There's a universal law that says we reap what we sow.
If we believe we live in a friendly, loving world, then we experience life (in all its magnificence) in a friendly, loving world.
If we truly don't judge others, then we don't feel others are judging us.
If we spend our days spreading around Joy, then Joy is what we'll find in our environments.
I've been thinking about this, and how it relates to motherhood.
It's broadly accepted that mothers often feel so unappreciated.
It occurred to me the other day that if that were so, then maybe a fine and quick way to fix that would be for mothers to show -demonstrate- how fantastically awesome they are.
It's a sort of version of saying "Yes!" which is a totally joyful and marvelous thing to do... but I think it goes beyond that, and into our own Selves a bit.
I mean--if we're feeling like our children aren't completely in love with us, and aren't noticing how awesome we are... why not convince them?
We have nothing but resentment to lose, and only delight in our relationship to gain.
If we dissect it a bit (and are not living our lives consciously this way already) then we might realize the last time we courted our children for any real length of time was when they were in the womb.

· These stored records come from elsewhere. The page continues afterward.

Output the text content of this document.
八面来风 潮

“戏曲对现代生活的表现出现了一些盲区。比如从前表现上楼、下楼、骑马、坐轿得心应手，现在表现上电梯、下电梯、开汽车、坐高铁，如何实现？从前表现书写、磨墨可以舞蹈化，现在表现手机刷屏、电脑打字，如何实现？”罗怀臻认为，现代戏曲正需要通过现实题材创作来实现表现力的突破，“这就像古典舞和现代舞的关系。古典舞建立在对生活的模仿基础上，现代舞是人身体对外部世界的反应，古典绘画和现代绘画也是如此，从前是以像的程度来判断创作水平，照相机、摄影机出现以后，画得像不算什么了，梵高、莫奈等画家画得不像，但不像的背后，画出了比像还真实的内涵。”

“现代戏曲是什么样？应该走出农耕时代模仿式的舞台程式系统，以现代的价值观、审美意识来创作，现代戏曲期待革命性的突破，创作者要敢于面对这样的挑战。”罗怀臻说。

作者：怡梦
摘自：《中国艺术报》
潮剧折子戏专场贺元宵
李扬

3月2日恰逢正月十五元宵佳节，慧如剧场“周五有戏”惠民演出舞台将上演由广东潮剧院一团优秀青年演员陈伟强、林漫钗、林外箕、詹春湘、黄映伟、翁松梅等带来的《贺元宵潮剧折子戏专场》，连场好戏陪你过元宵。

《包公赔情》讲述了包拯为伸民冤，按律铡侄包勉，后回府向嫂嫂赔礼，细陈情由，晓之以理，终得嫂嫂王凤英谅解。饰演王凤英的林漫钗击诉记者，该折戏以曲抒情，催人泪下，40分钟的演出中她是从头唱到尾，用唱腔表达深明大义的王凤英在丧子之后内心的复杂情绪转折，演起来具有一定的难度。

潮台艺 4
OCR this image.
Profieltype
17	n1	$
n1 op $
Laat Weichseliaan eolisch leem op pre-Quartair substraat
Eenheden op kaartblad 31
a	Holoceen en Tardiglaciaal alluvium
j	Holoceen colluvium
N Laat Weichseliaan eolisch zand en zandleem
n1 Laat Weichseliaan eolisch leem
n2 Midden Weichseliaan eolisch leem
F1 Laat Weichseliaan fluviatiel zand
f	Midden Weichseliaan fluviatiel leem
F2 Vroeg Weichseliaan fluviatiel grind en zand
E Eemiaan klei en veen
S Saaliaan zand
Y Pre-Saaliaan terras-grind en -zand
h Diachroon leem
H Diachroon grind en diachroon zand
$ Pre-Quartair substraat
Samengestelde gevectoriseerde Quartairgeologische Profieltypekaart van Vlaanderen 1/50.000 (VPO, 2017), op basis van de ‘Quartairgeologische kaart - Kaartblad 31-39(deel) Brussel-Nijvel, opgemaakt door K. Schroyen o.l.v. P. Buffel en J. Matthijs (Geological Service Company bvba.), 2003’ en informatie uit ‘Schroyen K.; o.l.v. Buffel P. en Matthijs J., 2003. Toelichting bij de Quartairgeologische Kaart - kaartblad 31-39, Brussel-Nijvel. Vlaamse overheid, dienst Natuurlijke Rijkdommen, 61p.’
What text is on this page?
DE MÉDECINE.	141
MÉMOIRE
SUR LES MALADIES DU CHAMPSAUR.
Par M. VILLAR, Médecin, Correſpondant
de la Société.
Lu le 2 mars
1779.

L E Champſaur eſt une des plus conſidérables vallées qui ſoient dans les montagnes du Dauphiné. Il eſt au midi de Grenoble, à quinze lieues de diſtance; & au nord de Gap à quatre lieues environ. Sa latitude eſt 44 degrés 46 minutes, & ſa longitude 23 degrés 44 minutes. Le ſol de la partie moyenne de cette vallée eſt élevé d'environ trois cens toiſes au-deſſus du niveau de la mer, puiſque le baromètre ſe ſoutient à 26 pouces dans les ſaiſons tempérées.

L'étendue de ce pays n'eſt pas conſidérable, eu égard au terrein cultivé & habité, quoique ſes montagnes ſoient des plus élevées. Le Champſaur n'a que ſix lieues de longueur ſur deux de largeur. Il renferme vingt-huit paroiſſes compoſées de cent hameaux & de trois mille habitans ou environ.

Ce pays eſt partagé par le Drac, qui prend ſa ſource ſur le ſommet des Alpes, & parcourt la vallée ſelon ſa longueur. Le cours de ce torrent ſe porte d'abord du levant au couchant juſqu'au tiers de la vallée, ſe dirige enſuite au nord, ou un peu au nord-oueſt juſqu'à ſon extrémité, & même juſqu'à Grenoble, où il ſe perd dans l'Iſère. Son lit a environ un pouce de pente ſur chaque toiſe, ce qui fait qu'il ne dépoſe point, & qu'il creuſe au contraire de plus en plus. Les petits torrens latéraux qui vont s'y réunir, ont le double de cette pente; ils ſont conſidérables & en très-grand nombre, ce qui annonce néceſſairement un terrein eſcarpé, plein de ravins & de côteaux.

We were never cross with them, and didn't scowl... we had nothing but sweet words and smiles and soft pettings for them... they were literally quite close to our hearts, and we had nothing but love to share with them.
Now we might offer them our harried expressions, terse corrections, sighs of irritation... who can blame them for not smiling with elation at such a one?

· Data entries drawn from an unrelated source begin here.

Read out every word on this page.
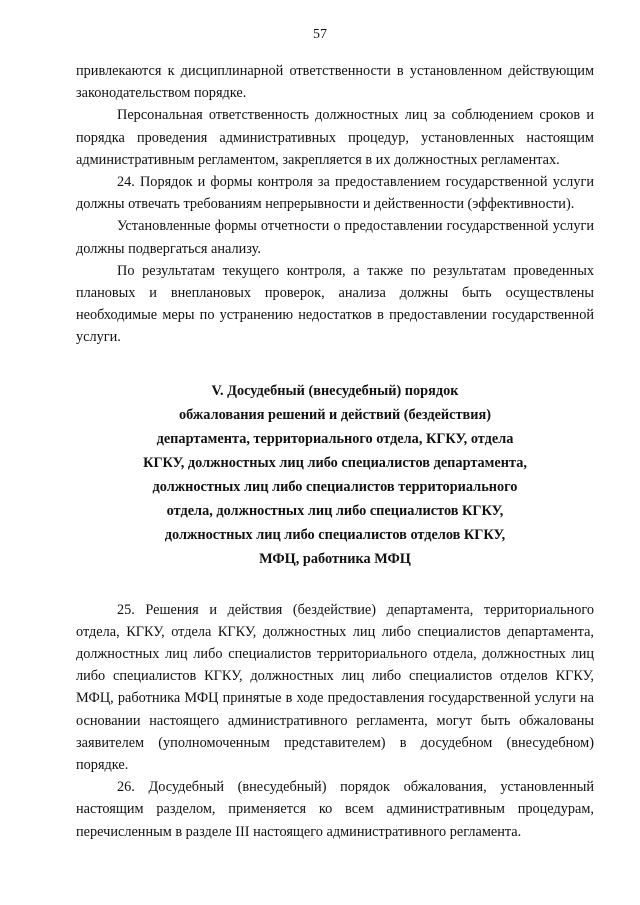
57

привлекаются к дисциплинарной ответственности в установленном действующим законодательством порядке.

Персональная ответственность должностных лиц за соблюдением сроков и порядка проведения административных процедур, установленных настоящим административным регламентом, закрепляется в их должностных регламентах.

24. Порядок и формы контроля за предоставлением государственной услуги должны отвечать требованиям непрерывности и действенности (эффективности).

Установленные формы отчетности о предоставлении государственной услуги должны подвергаться анализу.

По результатам текущего контроля, а также по результатам проведенных плановых и внеплановых проверок, анализа должны быть осуществлены необходимые меры по устранению недостатков в предоставлении государственной услуги.

V. Досудебный (внесудебный) порядок
обжалования решений и действий (бездействия)
департамента, территориального отдела, КГКУ, отдела
КГКУ, должностных лиц либо специалистов департамента,
должностных лиц либо специалистов территориального
отдела, должностных лиц либо специалистов КГКУ,
должностных лиц либо специалистов отделов КГКУ,
МФЦ, работника МФЦ

25. Решения и действия (бездействие) департамента, территориального отдела, КГКУ, отдела КГКУ, должностных лиц либо специалистов департамента, должностных лиц либо специалистов территориального отдела, должностных лиц либо специалистов КГКУ, должностных лиц либо специалистов отделов КГКУ, МФЦ, работника МФЦ принятые в ходе предоставления государственной услуги на основании настоящего административного регламента, могут быть обжалованы заявителем (уполномоченным представителем) в досудебном (внесудебном) порядке.

26. Досудебный (внесудебный) порядок обжалования, установленный настоящим разделом, применяется ко всем административным процедурам, перечисленным в разделе III настоящего административного регламента.
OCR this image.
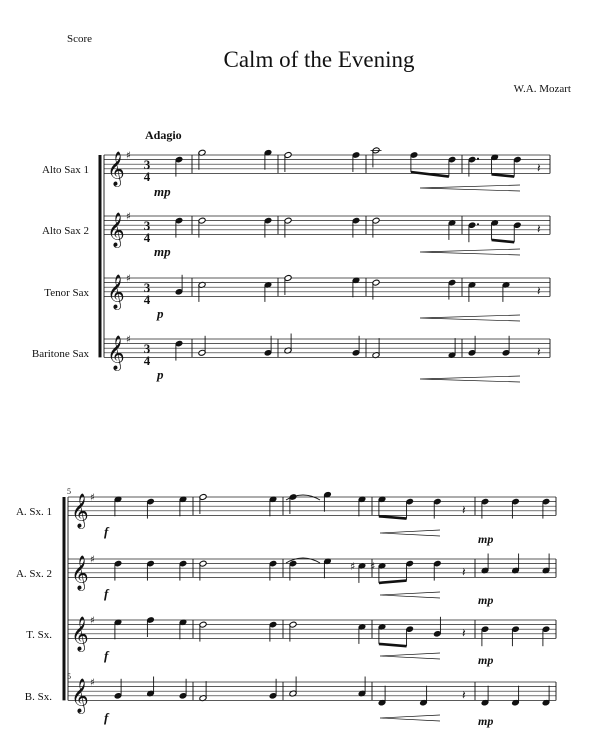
Score
Calm of the Evening
W.A. Mozart
Adagio
Alto Sax 1
Alto Sax 2
Tenor Sax
Baritone Sax
3
4
3
4
3
4
3
4
mp
mp
p
p
5
5
A. Sx. 1
A. Sx. 2
T. Sx.
B. Sx.
f
f
f
f
mp
mp
mp
mp
𝄞 ♯
𝄞 ♯
𝄞 ♯
𝄞 ♯
𝄽
𝄽
𝄽
𝄽
𝄞 ♯
𝄞 ♯
𝄞 ♯
𝄞 ♯
𝄽
♯ ♯	𝄽
𝄽
𝄽
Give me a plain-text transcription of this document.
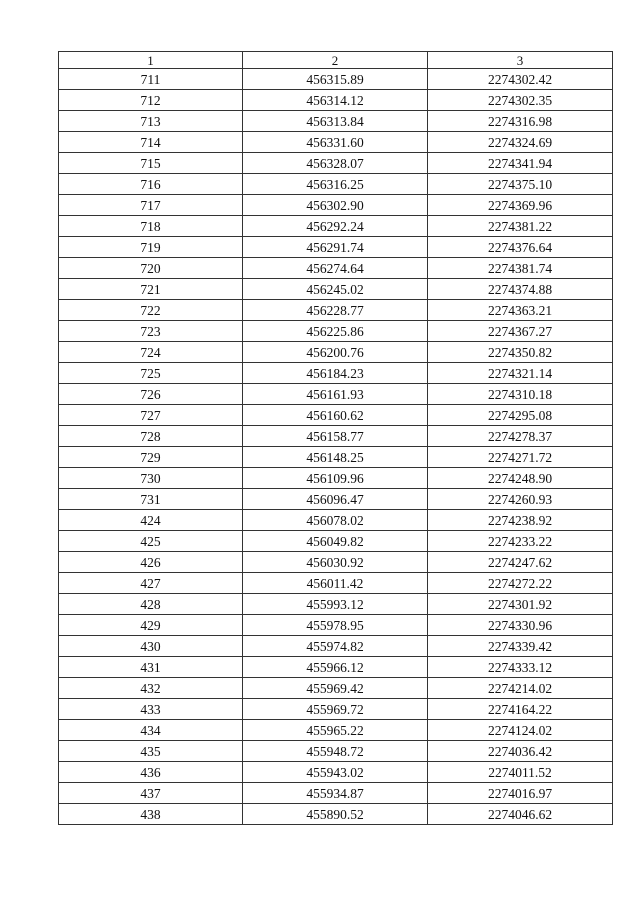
1	2	3
711	456315.89	2274302.42
712	456314.12	2274302.35
713	456313.84	2274316.98
714	456331.60	2274324.69
715	456328.07	2274341.94
716	456316.25	2274375.10
717	456302.90	2274369.96
718	456292.24	2274381.22
719	456291.74	2274376.64
720	456274.64	2274381.74
721	456245.02	2274374.88
722	456228.77	2274363.21
723	456225.86	2274367.27
724	456200.76	2274350.82
725	456184.23	2274321.14
726	456161.93	2274310.18
727	456160.62	2274295.08
728	456158.77	2274278.37
729	456148.25	2274271.72
730	456109.96	2274248.90
731	456096.47	2274260.93
424	456078.02	2274238.92
425	456049.82	2274233.22
426	456030.92	2274247.62
427	456011.42	2274272.22
428	455993.12	2274301.92
429	455978.95	2274330.96
430	455974.82	2274339.42
431	455966.12	2274333.12
432	455969.42	2274214.02
433	455969.72	2274164.22
434	455965.22	2274124.02
435	455948.72	2274036.42
436	455943.02	2274011.52
437	455934.87	2274016.97
438	455890.52	2274046.62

So instead I suggest that it goes a fantastically long way toward feeling beloved if we act as a beloved.
If we let our eyes light up when a babe comes into the room.
If we respond with gladness.
If we're playful.
We can offer an idea to walk to the corner for an icecream cone. (Even if we have some in the freezer.)
We can say, "Hey... how about cupcakes?" With sprinkles.
We can ask, "What would you like to do today?"
We can watch them play a video game for at least a half hour... and marvel (and comment!) at how brilliant and fantastic they are at it.
We can show them our best tricks-- be it a supersize bubble (after walking to the store just for a pack of bubblegum, of course), smooth roller-skating moves, two cartwheels in a row, or no-hands while riding a bicycle.
We can cook their favorite dinner, jump on the trampoline, do cannonballs into the pool (even if it's in public), play tag, draw tattoos on ourselves, sleep outside in the backyard, have cake and icecream for breakfast, show them how to make daisy chains, rent them a game they've been wanting to check out, spend five hours at the park, fill fifty-thousand water balloons for them, splash in puddles, show them an amazing science demo, line up a fantastic pattern of dominoes (and let them knock it over), build a tall, tall tower (and let them knock it over), take them to the movie drive-in, have an extended dress-up tea party, let them paint your toenails any color they like, throw a party just because, make a super-cool obstacle course, show them how well you can (or can't!) hula hoop, run through the sprinklers, be joyful! and Listen.
Instead of the usual stuff that some feel is the mark of a good mother - hurrying everyone to make sure appointments are made on time, keeping faces (and hands and feet and clothes) clean, doing six hours of housework (and fussing or grumbling when interrupted or deterred), correcting behaviors and words and actions every two minutes -none of which is impressive or joyful or imaginative or awesome to your children- why not intentionally set out to charm and beguile them?
I can say with absolute surety that purposefully being a friend, supporter, and playmate (however they and we like to play) to our child can only aid us in a lighter being.
If we act with love, there will be Love.
If we act with joy, there will be Joy.
If we act with Awesomeness-- our children will delight in our Awesomeness.
That can only better how we feel about our Self, and how we feel about our world.